Regarding the general government, central government debt remained stable in 2021 and is very moderate. Meanwhile, the debt of local governments increased further in spite of the economic rebound. It appears a moderate burden at first sight. However, the financial position of local governments can change a lot from one province to another. Above all, most local governments continue to supplement their resources thanks to the use of the so-called financing vehicles. These entities have largely contributed to the rise in public corporate debt in the last two years.

 

The recent fall in activity represents a new severe income shock for corporates and households. This is likely to accelerate the increase in default risks that has already been registered since last year.

The increase in default risks has been most visible in local bond markets. The number of default cases rose by more than 10% in 2021 compared with 2020.

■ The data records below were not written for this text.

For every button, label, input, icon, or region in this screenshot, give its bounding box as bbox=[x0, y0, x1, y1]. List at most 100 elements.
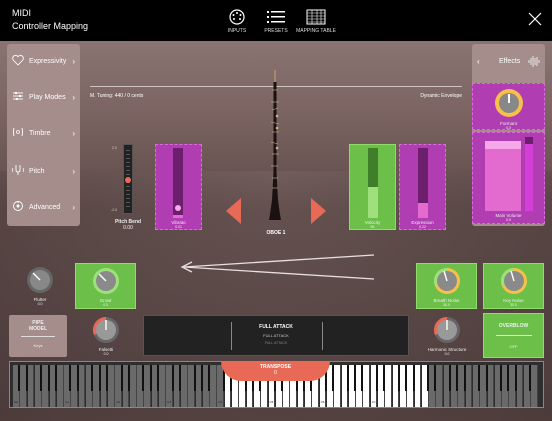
sidebar-item-label: Expressivity bbox=[29, 58, 67, 65]
piano-white-key[interactable] bbox=[487, 365, 495, 407]
falsetti-value: 0.0 bbox=[103, 352, 109, 356]
main-volume-control[interactable]: Main Volume 0.9 bbox=[472, 132, 545, 224]
formant-knob[interactable] bbox=[493, 87, 525, 119]
sidebar-item-label: Timbre bbox=[29, 130, 51, 137]
heart-icon bbox=[12, 54, 24, 66]
timbre-icon bbox=[13, 127, 23, 137]
chevron-right-icon: › bbox=[72, 167, 75, 176]
piano-white-key[interactable] bbox=[180, 365, 188, 407]
growl-control[interactable]: Growl 0.0 bbox=[75, 263, 136, 309]
piano-white-key[interactable] bbox=[78, 365, 86, 407]
flutter-control[interactable]: Flutter 0.0 bbox=[20, 263, 60, 311]
piano-white-key[interactable] bbox=[210, 365, 217, 407]
harmonic-structure-knob[interactable] bbox=[432, 315, 462, 345]
pitch-bend-scale-bottom: -2.0 bbox=[111, 208, 118, 212]
dynamic-envelope-button[interactable]: Dynamic Envelope bbox=[420, 93, 462, 99]
grid-table-icon bbox=[290, 8, 342, 26]
octave-label: C1 bbox=[65, 400, 69, 404]
chevron-right-icon: › bbox=[72, 93, 75, 102]
harmonic-structure-control[interactable]: Harmonic Structure 0.0 bbox=[427, 314, 467, 358]
sidebar-item-advanced[interactable]: Advanced › bbox=[7, 190, 80, 226]
top-bar: MIDI Controller Mapping INPUTS PRESETS M… bbox=[0, 0, 552, 41]
piano-white-key[interactable] bbox=[107, 365, 115, 407]
expression-slider[interactable] bbox=[418, 148, 428, 218]
effects-label: Effects bbox=[499, 58, 521, 65]
expression-value: 0.22 bbox=[419, 225, 426, 229]
tuning-fork-icon bbox=[12, 165, 24, 175]
sidebar: Expressivity › Play Modes › Timbre › Pit… bbox=[7, 44, 80, 226]
octave-label: C5 bbox=[269, 400, 274, 404]
velocity-value: 56 bbox=[370, 225, 375, 229]
piano-white-key[interactable] bbox=[385, 365, 393, 407]
pitch-bend-thumb[interactable] bbox=[125, 177, 131, 183]
waveform-icon bbox=[528, 56, 540, 67]
pitch-bend-value: 0.00 bbox=[123, 225, 133, 231]
chevron-right-icon: › bbox=[72, 129, 75, 138]
breath-noise-value: 30.0 bbox=[443, 303, 450, 307]
overblow-label: OVERBLOW bbox=[498, 323, 529, 329]
falsetti-control[interactable]: Falsetti 0.0 bbox=[88, 314, 124, 358]
formant-control[interactable]: Formant 0.3 bbox=[472, 83, 545, 130]
piano-white-key[interactable] bbox=[56, 365, 64, 407]
overblow-toggle[interactable]: OVERBLOW OFF bbox=[483, 313, 544, 358]
sidebar-item-play-modes[interactable]: Play Modes › bbox=[7, 80, 80, 116]
sidebar-item-label: Play Modes bbox=[29, 94, 66, 101]
velocity-slider[interactable] bbox=[368, 148, 378, 218]
piano-white-key[interactable] bbox=[334, 365, 341, 407]
piano-white-key[interactable] bbox=[516, 365, 524, 407]
growl-knob[interactable] bbox=[91, 266, 121, 296]
octave-label: C3 bbox=[167, 400, 172, 404]
chevron-right-icon: › bbox=[72, 203, 75, 212]
app-title: MIDI bbox=[12, 8, 31, 18]
falsetti-knob[interactable] bbox=[91, 315, 121, 345]
key-noise-control[interactable]: Key Noise 30.0 bbox=[483, 263, 544, 309]
attack-option-2: FULL ATTACK bbox=[263, 333, 289, 338]
growl-value: 0.0 bbox=[103, 303, 108, 307]
octave-label: C4 bbox=[218, 400, 223, 404]
mapping-table-button[interactable]: MAPPING TABLE bbox=[290, 8, 342, 34]
piano-white-key[interactable] bbox=[363, 365, 371, 407]
next-instrument-button[interactable] bbox=[311, 198, 326, 224]
sidebar-item-expressivity[interactable]: Expressivity › bbox=[7, 44, 80, 80]
piano-white-key[interactable] bbox=[414, 365, 422, 407]
vibrato-control[interactable]: Vibrato 0.01 bbox=[155, 144, 202, 230]
pitch-bend-slider[interactable] bbox=[123, 144, 133, 214]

In the banking sector, the average non-performing loan ratio remains low, at less than 2% at end 2021. However, it should increase in the short term. The institutions that are the most exposed to asset quality deterioration are the small commercial banks as well as non-banking financial institutions of the shadow banking sector.

 

Default risks mostly come from the property sector. Already more than one third of defaults in the bond market were due to property developers last year. And the property market crisis has worsened in recent weeks.

Default risks also increase for firms in the services sectors that are the most affected by the lockdown measures or by recent regulatory tightening. They also increase slowly for financing vehicles and state-owned enterprises.

Lastly, household debt is a source of concern for low-income households, who face a heavy debt servicing burden and are vulnerable to the current deterioration in the labor market.